Un autre membre du gouvernement a également été cité dans cette affaire. En 2011 déjà, une information judiciaire pour « complicité de détournement de fonds publics » a visé la ministre de l’Economie Christine Lagarde. A nouveau auditionnée en mai 2013, elle est aujourd’hui placée sous le statut de témoin assisté.
Un mois plus tard, c’est le juge arbitre Pierre Estoup qui est mis en examen pour « escroquerie en bande organisée ». En effet, l’homme aurait conduit des expertises sur des dossiers concernant Bernard Tapie, et n’aurait donc pu être impartial face à la demande de dédommagement de ce dernier par le Crédit lyonnais.
Une histoire vieille de vingt ans, qui continue à inquiéter le monde politique et financier.

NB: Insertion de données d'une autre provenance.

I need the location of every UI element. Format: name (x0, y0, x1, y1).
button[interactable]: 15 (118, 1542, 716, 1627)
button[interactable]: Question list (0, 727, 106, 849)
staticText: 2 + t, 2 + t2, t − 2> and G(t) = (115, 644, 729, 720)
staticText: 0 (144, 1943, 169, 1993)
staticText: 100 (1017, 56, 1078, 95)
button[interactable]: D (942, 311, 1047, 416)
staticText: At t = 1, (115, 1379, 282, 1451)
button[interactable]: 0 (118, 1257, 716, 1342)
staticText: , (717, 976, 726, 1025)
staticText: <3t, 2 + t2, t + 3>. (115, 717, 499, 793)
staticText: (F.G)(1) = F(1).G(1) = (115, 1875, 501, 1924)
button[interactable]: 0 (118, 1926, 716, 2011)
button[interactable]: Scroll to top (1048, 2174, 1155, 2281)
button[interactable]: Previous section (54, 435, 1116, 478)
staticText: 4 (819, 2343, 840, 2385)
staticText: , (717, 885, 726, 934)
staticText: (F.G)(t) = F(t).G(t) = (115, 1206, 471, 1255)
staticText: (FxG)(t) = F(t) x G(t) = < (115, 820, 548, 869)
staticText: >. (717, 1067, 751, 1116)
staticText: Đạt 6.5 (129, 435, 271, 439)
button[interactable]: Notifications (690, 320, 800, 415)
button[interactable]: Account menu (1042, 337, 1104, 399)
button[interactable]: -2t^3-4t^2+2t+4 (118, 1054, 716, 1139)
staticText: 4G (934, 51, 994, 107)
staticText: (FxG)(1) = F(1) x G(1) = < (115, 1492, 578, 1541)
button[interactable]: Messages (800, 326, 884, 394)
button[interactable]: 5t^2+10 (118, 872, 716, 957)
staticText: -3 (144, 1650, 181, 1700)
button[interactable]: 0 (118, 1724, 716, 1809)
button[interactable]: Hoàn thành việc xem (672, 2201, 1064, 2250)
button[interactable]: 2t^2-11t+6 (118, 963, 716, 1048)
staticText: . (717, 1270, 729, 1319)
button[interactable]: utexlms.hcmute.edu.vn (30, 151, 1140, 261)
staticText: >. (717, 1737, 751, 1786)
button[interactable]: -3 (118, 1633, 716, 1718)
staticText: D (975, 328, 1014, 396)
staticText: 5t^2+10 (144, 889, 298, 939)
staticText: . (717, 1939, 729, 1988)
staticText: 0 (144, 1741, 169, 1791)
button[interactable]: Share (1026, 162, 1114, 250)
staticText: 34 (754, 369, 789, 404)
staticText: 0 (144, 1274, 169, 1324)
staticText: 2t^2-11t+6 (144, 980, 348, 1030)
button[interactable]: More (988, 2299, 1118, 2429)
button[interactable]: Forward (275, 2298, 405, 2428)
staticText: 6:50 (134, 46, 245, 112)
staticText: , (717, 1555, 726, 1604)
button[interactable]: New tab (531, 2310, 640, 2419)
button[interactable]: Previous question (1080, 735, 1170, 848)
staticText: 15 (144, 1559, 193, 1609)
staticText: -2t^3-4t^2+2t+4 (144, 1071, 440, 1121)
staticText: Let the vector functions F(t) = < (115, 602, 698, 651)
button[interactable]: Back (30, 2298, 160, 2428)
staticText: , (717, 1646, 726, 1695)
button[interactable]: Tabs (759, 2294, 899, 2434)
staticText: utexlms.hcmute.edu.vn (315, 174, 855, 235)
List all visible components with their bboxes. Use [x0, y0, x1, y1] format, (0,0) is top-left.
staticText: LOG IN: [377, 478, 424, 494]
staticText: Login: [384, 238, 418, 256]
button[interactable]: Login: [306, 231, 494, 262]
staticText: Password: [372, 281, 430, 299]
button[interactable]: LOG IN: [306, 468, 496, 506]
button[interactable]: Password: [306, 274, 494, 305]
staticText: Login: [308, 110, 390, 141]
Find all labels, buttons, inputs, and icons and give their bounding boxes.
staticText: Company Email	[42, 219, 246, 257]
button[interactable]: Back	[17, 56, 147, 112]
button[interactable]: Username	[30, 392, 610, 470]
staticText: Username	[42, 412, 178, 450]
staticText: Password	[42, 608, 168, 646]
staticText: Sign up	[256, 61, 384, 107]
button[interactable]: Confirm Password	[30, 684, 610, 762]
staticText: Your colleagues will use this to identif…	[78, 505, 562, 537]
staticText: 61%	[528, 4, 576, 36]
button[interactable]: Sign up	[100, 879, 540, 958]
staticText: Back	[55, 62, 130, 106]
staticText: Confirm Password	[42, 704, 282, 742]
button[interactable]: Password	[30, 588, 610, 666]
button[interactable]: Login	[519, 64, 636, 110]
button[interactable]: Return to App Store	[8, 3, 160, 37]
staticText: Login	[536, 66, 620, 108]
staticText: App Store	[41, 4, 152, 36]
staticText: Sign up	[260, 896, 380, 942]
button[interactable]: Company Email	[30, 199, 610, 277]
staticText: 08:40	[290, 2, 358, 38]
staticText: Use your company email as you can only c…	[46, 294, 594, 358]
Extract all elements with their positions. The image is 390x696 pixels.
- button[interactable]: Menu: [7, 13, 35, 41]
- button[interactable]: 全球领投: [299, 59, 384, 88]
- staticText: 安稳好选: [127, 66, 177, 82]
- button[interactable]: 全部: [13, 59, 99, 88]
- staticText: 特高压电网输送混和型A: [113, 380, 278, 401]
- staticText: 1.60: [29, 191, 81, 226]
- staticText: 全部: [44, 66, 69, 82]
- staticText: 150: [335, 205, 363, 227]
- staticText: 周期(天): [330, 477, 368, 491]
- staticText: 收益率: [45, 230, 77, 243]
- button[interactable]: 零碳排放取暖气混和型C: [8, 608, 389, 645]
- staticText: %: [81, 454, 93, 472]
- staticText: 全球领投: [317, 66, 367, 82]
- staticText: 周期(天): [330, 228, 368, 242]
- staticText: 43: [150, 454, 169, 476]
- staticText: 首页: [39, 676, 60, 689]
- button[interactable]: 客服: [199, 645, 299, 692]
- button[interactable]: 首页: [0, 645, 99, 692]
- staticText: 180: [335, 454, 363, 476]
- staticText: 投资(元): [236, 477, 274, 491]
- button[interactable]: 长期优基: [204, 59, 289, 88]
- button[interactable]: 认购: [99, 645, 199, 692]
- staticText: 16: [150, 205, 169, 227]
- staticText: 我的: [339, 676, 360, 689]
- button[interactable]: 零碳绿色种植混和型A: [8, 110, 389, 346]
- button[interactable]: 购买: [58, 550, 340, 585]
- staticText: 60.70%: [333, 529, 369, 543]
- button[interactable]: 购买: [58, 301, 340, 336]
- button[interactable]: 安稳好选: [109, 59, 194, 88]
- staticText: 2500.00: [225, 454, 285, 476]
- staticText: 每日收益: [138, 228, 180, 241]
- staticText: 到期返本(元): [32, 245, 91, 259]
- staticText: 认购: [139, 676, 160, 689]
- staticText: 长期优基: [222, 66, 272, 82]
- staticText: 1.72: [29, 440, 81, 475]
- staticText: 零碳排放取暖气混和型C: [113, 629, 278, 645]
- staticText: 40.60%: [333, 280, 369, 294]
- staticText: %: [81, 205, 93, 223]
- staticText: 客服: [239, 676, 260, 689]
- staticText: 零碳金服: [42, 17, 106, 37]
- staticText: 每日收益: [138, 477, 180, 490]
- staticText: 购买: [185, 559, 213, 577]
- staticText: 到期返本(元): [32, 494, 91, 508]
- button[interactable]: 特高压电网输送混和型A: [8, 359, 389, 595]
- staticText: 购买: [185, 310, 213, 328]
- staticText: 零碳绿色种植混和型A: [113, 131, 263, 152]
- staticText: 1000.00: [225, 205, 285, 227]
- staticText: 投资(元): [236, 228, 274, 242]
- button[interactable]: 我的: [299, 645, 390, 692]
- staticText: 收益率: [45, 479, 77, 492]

Mais l’affaire Tapie, késako ?
Le prologue de cette affaire débute en août 1990. Bernard Tapie rachète Adidas pour 1,6 milliard de francs. En entrant au gouvernement en temps que ministre de la Ville de François Mitterrand fin 1992, il décide de se débarrasser de l’entreprise. Il la confie à une filiale du Crédit lyonnais, avec un mandat de vente de 2 milliards de francs. C’est à ce moment là que débute l’affaire Tapie.
En février 1993, l’équipementier sportif est vendu à une autre filiale du Crédit lyonnais, qui possède alors 20 % de la société selon l’homme d’affaires. En décembre 1994, Robert Louis-Dreyfus fait l’acquisition d’Adidas pour 4,4 milliards de francs. Bernard Tapie estime avoir été floué par la banque et réclame une partie de la plus-value de la vente. Il attaque alors le Crédit lyonnais en justice qui, en 2004, est condamné à lui verser 145 millions d’euros par le Cour d’appel de Paris. Verdict annulé deux ans plus tard par la Cour de cassation.
Le plaignant fait alors appel à un tribunal arbitral en 2007 qui condamne le Consortium de réalisation en juillet 2008. Il doit verser 240 millions d’euros de réparations à Bernard Tapie, une centaine de millions d’euros d’intérêts et 45 millions d’euros pour préjudice moral. Une note salée de 403 millions d’euros pour l’organisme public. Aujourd’hui pointée du doigt pour son impartialité, la décision du tribunal arbitral pourrait être annulée. Dans ce cas, le riche homme d’affaires qu’est Bernard Tapie pourrait y laisser quelques deniers.